Faldan keyif aldığım zamanlarsa biraz empati gerektiriyor şuandan sonraki yazılacaklar. Bir gençlik döneminde bazı darbeler aldım gerek ailemden gerekse sevgililerimden gerekse arkadaşlık çevremden fakat o zamanlar falcı değilim. Şuan ki yontulmuş cenk o zamanlar yok. Gününü çok iyi geçirir her şeye rağmen, sorunları göz ardı eder ki azimli bir insandır. Başarıya ulaşabilir, insanların yapamazsın dediğini yapabilir ve insanlar tarafından sevildiği söylenir. Eskiden çevremde çok insan vardı her şeye rağmen. Bu yüzden eskilerin üstüne ağlayan birkaç görevli diktim görevlerini benim verdiğim ağlasınlar dursunlar.

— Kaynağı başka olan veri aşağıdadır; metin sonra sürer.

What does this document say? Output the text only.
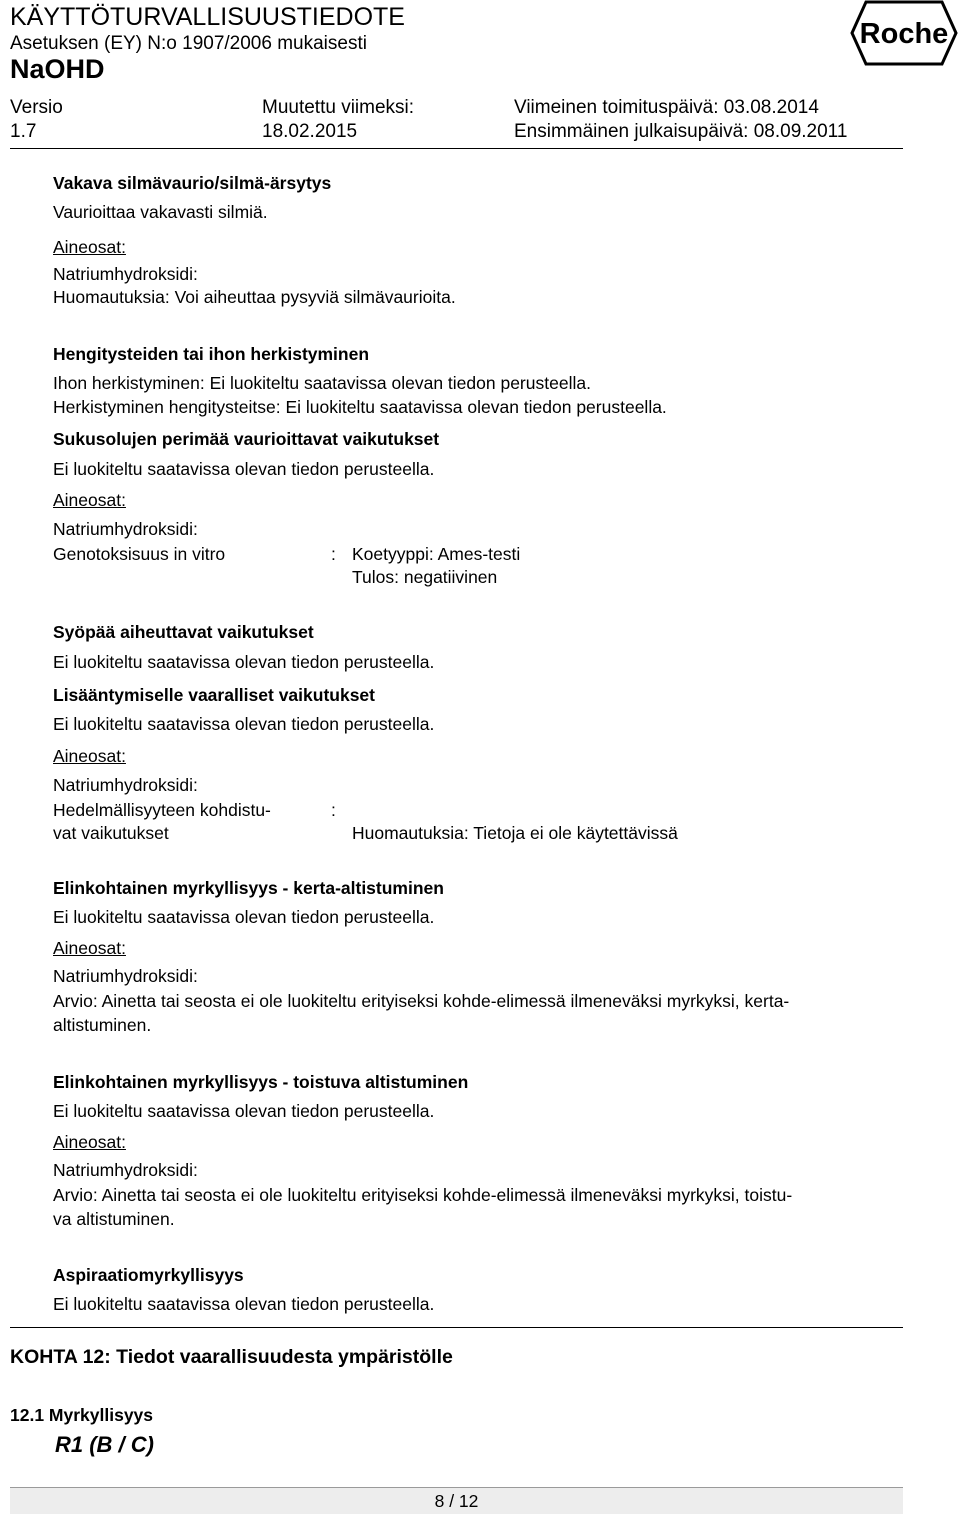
KÄYTTÖTURVALLISUUSTIEDOTE
Asetuksen (EY) N:o 1907/2006 mukaisesti
NaOHD
Roche
Versio
1.7
Muutettu viimeksi:
18.02.2015
Viimeinen toimituspäivä: 03.08.2014
Ensimmäinen julkaisupäivä: 08.09.2011
Vakava silmävaurio/silmä-ärsytys
Vaurioittaa vakavasti silmiä.
Aineosat:
Natriumhydroksidi:
Huomautuksia: Voi aiheuttaa pysyviä silmävaurioita.
Hengitysteiden tai ihon herkistyminen
Ihon herkistyminen: Ei luokiteltu saatavissa olevan tiedon perusteella.
Herkistyminen hengitysteitse: Ei luokiteltu saatavissa olevan tiedon perusteella.
Sukusolujen perimää vaurioittavat vaikutukset
Ei luokiteltu saatavissa olevan tiedon perusteella.
Aineosat:
Natriumhydroksidi:
Genotoksisuus in vitro	: Koetyyppi: Ames-testi
Tulos: negatiivinen
Syöpää aiheuttavat vaikutukset
Ei luokiteltu saatavissa olevan tiedon perusteella.
Lisääntymiselle vaaralliset vaikutukset
Ei luokiteltu saatavissa olevan tiedon perusteella.
Aineosat:
Natriumhydroksidi:
Hedelmällisyyteen kohdistu-
vat vaikutukset
:
Huomautuksia: Tietoja ei ole käytettävissä
Elinkohtainen myrkyllisyys - kerta-altistuminen
Ei luokiteltu saatavissa olevan tiedon perusteella.
Aineosat:
Natriumhydroksidi:
Arvio: Ainetta tai seosta ei ole luokiteltu erityiseksi kohde-elimessä ilmeneväksi myrkyksi, kerta-
altistuminen.
Elinkohtainen myrkyllisyys - toistuva altistuminen
Ei luokiteltu saatavissa olevan tiedon perusteella.
Aineosat:
Natriumhydroksidi:
Arvio: Ainetta tai seosta ei ole luokiteltu erityiseksi kohde-elimessä ilmeneväksi myrkyksi, toistu-
va altistuminen.
Aspiraatiomyrkyllisyys
Ei luokiteltu saatavissa olevan tiedon perusteella.
KOHTA 12: Tiedot vaarallisuudesta ympäristölle
12.1 Myrkyllisyys
R1 (B / C)
8 / 12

Normal günlerimi geçirirken bir çok planın içine dahil oldum. Bunların arasında oyunculuk, girişimci bir ruh, maddiyata ulaşabilen bir insan, bir çok şehre gidip oraya yerleşebilen, yaşayan bazen zorlukları bazen güzellikleri içeren fakirliği ve zenginliği de gayet yeterli seviyede tadan. Bir çoğunun hayalindeki noktaya ben 17 yaşlarımda ulaştım. O zamanlarda yazdığım bir kitap son derece mükemmel işleyişe sahipti ciddi zamanımı da harcıyordum istiklal sokaklarında, barlarda yazdığım bir kitaptı kendileri. Bir gün de sildim. Henüz erken dedim daha yapacağım farklı işler var. Ona devam etmiş olduğumu varsaydım şuanki ben hiç olmayacaktı.  Derken yaşadığım hayat beni yormaya başlamıştı. Yine 17 yaşlarında. Bir çok insanı tanımak sürekli o insanların değişip yerine bir yenisinin gelmesi farklı isimler yerler, onlar hakkında ki bilgiler beynim çok yoruldu. Ve tanıdığım insanları unutmaya başladım. Bundan son derece keyif alıyordum çünkü unutmam gereken de çok olay vardı. Ama beyin unutmaz.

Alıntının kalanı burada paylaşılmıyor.